How severe does this issue affect your experience of using Ray?
- High: It blocks me to complete my task.
My objective is to run some profiling-related tasks that use a fixed number of GPUs. In my case, I have 2 types of GPUs in my cluster, so I would like to cut my cluster into 2 groups, and assign tasks to those 2 groups of nodes with some level of locality awareness. This would allow me to parallelize the profiling (across actors from the same group) while knowing exactly from which group the results are being returned from (across those 2 groups).
Note that, because the task is using a fixed number of GPUs, it may not occupy a whole node and thus multiple workers can be on the same node, using the same type of GPUs.

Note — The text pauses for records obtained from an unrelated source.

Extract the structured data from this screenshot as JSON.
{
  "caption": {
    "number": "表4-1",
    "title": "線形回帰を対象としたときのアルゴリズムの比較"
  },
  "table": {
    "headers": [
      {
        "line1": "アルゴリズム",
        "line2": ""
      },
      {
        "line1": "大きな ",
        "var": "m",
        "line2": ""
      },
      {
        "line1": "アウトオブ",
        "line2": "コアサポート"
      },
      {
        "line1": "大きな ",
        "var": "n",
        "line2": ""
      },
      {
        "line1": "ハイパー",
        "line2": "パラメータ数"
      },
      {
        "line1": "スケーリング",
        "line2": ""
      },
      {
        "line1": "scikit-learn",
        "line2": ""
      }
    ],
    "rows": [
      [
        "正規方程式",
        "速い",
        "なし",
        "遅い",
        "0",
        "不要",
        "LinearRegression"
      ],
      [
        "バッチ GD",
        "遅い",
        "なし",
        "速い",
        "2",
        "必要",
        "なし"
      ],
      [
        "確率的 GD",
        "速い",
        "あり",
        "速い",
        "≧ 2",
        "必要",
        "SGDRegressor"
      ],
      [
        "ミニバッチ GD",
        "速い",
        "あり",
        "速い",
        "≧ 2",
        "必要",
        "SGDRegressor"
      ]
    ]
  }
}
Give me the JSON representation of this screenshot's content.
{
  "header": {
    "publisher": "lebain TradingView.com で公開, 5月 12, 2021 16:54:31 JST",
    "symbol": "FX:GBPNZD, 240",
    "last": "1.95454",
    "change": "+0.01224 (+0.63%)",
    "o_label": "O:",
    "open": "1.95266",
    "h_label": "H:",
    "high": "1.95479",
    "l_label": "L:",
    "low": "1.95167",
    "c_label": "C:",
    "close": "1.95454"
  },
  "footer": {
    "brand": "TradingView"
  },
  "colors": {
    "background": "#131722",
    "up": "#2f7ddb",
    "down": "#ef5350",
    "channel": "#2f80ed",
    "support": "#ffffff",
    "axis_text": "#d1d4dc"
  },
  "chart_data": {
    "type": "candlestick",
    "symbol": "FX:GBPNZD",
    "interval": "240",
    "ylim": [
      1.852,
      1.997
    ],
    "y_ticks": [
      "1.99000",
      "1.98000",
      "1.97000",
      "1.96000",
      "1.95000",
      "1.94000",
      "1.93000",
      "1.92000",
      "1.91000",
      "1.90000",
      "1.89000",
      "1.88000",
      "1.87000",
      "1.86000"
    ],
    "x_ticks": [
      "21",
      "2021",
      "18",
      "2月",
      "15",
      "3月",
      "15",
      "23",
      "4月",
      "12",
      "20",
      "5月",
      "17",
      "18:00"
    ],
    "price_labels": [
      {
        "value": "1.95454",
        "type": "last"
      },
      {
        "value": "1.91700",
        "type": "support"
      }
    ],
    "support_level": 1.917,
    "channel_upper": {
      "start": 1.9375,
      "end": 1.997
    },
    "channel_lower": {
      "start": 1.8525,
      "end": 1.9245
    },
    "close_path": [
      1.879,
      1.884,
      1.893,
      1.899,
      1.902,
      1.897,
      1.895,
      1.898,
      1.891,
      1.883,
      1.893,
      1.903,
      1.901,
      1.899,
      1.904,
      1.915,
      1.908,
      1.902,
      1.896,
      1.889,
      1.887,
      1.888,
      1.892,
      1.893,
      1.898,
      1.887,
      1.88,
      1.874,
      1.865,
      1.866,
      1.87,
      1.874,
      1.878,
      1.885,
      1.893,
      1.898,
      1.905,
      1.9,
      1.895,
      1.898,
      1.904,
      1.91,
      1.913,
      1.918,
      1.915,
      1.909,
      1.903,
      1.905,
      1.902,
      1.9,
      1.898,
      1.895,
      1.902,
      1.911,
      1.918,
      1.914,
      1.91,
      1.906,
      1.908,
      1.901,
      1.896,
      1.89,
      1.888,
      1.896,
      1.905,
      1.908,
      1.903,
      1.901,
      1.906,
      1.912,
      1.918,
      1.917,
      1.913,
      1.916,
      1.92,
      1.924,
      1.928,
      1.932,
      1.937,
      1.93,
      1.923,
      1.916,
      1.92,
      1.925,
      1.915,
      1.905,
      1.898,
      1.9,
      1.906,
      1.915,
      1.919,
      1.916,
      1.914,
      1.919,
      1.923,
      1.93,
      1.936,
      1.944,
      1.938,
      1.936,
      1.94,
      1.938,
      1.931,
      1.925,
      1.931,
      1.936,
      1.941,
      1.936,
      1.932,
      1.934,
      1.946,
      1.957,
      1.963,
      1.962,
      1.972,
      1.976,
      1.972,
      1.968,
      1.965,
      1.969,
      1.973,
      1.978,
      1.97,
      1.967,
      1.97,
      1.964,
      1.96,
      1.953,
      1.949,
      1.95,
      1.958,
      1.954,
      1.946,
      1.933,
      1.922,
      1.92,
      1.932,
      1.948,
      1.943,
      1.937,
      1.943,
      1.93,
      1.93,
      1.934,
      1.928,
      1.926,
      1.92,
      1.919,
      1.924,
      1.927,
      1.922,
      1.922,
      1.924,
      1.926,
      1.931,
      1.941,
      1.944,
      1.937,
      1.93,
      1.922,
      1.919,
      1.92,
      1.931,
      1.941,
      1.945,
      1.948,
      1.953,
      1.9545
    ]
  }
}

It seems to me that ActorPool is the right tool to use, but when I specify custom resources for actors inside the actor pool (so that I am sure they are colocated on the same resource type), the last few submitted tasks to the pool will be blocking and running indefinitely after trying get_next_unordered if 2 or more actors are created on the same node. The number of blocked tasks depends on the number of actors in the pool. (1, if the pool contains 2 actors on the same node). Placement group doesn’t seem to solve this problem.
My hypothesis is that somehow actors inside the ActorPool are competing for resources behind the hood, but I have no idea if there’s a way to fix the issue. I have tried to change to ray.util.multiprocessing instead, but it seems to me that doesn’t allow to pass customized actors which may themselves call actor handles inside.